If you are lucky enough to live near the sea or are planning a trip to the beach with your dog, here are some tips to make sure you all stay safe.

  • Don’t assume your dog can swim.  All dogs have to learn to swim just like us.  Some breeds are naturally strong swimmers, but other breeds (such as corgis and pugs) are not.  If your dog is not used to swimming then the sea is not the place to start, so make sure he doesn’t get out of his depth.
  • For some reason dogs do drink salt water, but it doesn’t do them any good and can make them vomit, or worse lead to potentially fatal salt poisoning.  Signs of salt poisoning in dogs are vomiting, diarrhoea, loss of appetite , lethargy, walking drunk, abnormal fluid accumulation within the body, excessive thirst or urination, potential injury to the kidneys, tremors, seizures, coma, and even death when untreated. Discourage your dog from drinking sea water by providing plenty of fresh water and not over exercising on the beach in the heat.
  • Ingesting sand can lead to sand impaction, a medical condition where parts of the intestines are blocked by the sand. Vomiting is the most common side effect; dogs may also lose their appetites, have abdominal pain or become lethargic. Seek urgent veterinary advise if you think your dog may have eaten a lot of sand.
  • Consider a life vest if you are planning to swim, sail or surf with your dog.  You can buy life vests for dogs of all sizes.  Waves and currents can quickly exhaust your dog, especially in cold water.  Some life vests also have a handle on the back, making it easy for you to lift your dog out of the water.
  • Apply sunscreen to your dog– especially for dogs with thin or pale fur and apply to areas such as the nose and ears. You can also use high factor children's sunscreen.
  • Don’t forget poo bags so you can clean up after your dog.
  • Make sure your dog has a collar, ID tag and preferably is micro chipped, just in case he gets lost.

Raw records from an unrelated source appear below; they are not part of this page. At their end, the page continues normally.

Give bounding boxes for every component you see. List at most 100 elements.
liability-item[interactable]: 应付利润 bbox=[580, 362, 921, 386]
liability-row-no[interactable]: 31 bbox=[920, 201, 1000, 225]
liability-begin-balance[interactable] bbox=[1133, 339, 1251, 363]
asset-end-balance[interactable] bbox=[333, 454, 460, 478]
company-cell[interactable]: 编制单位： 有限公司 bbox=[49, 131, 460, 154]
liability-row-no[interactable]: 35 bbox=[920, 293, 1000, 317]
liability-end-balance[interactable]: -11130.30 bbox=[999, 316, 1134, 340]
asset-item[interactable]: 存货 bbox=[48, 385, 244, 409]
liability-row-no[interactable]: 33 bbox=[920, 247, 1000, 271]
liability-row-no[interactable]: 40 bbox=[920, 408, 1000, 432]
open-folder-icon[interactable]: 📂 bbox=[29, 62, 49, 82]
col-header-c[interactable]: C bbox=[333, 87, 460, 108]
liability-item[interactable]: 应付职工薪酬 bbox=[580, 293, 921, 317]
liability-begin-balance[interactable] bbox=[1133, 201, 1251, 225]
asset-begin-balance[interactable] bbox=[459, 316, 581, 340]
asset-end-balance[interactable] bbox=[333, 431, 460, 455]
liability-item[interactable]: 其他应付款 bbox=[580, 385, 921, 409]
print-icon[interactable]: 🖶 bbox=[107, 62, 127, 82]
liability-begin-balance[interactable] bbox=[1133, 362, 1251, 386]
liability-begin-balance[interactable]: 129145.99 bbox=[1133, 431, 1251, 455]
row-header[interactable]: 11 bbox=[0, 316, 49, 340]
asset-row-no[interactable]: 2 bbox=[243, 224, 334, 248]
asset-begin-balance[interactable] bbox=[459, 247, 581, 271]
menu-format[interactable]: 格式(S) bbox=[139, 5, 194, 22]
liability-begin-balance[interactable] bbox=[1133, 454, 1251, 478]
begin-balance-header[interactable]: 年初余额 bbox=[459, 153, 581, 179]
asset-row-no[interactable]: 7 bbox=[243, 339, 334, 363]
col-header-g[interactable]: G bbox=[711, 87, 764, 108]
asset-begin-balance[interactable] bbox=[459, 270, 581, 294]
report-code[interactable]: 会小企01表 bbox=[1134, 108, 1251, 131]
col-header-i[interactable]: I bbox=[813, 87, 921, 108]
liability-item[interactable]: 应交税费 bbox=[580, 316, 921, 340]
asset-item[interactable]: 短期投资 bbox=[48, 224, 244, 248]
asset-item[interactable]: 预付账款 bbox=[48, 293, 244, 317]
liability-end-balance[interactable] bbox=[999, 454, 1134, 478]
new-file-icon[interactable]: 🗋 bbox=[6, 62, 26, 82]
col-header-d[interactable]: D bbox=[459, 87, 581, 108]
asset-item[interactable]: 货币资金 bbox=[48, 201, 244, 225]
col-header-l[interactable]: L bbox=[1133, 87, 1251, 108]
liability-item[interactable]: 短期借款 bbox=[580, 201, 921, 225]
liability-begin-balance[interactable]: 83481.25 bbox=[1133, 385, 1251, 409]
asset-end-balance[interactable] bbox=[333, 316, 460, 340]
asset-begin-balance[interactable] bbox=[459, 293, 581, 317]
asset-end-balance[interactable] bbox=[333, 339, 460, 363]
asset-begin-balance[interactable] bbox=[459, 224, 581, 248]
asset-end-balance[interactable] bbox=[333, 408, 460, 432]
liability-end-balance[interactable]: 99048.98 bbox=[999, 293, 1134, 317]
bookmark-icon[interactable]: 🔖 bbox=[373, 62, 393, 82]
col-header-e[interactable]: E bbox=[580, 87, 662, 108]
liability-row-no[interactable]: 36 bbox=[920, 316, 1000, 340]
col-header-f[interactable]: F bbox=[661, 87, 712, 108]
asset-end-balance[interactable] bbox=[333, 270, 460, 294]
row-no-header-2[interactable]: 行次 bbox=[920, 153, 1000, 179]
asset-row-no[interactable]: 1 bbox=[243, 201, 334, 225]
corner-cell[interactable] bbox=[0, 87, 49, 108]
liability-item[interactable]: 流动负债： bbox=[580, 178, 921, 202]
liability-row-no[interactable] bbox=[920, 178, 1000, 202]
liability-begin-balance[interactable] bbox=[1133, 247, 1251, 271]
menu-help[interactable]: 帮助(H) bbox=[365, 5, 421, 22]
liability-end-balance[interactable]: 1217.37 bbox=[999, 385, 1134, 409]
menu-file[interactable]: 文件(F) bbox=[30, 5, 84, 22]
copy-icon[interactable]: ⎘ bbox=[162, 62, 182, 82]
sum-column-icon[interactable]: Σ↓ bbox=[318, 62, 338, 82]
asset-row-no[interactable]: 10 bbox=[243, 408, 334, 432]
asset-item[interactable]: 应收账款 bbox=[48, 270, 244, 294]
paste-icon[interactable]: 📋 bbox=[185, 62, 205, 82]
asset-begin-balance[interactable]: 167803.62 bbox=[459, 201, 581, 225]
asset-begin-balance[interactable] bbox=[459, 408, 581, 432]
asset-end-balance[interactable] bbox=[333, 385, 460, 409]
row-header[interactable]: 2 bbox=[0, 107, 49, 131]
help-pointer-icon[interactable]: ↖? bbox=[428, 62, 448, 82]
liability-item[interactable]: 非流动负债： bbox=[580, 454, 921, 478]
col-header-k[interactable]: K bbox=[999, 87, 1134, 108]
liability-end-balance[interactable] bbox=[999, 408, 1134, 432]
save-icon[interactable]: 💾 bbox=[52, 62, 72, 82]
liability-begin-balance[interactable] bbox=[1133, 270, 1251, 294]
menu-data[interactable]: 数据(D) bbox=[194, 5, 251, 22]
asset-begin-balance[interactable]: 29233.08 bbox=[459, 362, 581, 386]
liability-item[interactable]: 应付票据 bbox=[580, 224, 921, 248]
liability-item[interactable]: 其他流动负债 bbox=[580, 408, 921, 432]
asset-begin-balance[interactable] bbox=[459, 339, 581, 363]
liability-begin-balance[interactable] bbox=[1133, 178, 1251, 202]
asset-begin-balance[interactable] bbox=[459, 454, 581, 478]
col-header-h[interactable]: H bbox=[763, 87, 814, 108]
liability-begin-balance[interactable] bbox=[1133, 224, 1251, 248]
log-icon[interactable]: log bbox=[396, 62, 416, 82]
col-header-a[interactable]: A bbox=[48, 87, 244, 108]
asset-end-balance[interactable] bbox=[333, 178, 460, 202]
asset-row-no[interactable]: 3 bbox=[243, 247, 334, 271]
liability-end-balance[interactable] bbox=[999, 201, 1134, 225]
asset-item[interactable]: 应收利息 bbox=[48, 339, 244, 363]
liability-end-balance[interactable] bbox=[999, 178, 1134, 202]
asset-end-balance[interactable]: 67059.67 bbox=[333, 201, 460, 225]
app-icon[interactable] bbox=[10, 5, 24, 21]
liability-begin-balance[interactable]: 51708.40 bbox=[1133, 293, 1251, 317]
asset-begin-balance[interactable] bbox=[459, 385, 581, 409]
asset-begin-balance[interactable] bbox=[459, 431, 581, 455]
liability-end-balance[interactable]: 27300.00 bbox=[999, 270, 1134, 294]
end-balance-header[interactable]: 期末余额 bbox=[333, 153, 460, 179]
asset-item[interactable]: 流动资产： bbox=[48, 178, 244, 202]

  • Don’t overdo it. Running on sand is more tiring than on grass, so don’t expect your dog to be able to run and play for as long as he might on his normal walk and start slowly, giving him time to warm up.
  • Make sure your dog has a shady area to rest in and remember that sand can be scorching on paws on a hot day so make sure you have a blanket for them to lie down on.
  • Be careful to avoid heat stroke – watch for signs of overheating such as excessive panting, drooling, coordination problems, vomiting and/or diarrhoea and collapse.
  • If your dog suffers from arthritis or other joint conditions limit the amount of time he spends swimming in cold water.  He may think it is great fun at the time, but he will probably be very stiff and sore the following day.  They can also get tail strain from using their tail as a rudder when swimming, which can be very painful.
  • At the end of the day check your dog over thoroughly for cuts and scrapes, rinse him thoroughly to remove salt and sand from his coat and paws and dry him to ensure he does not get chilled.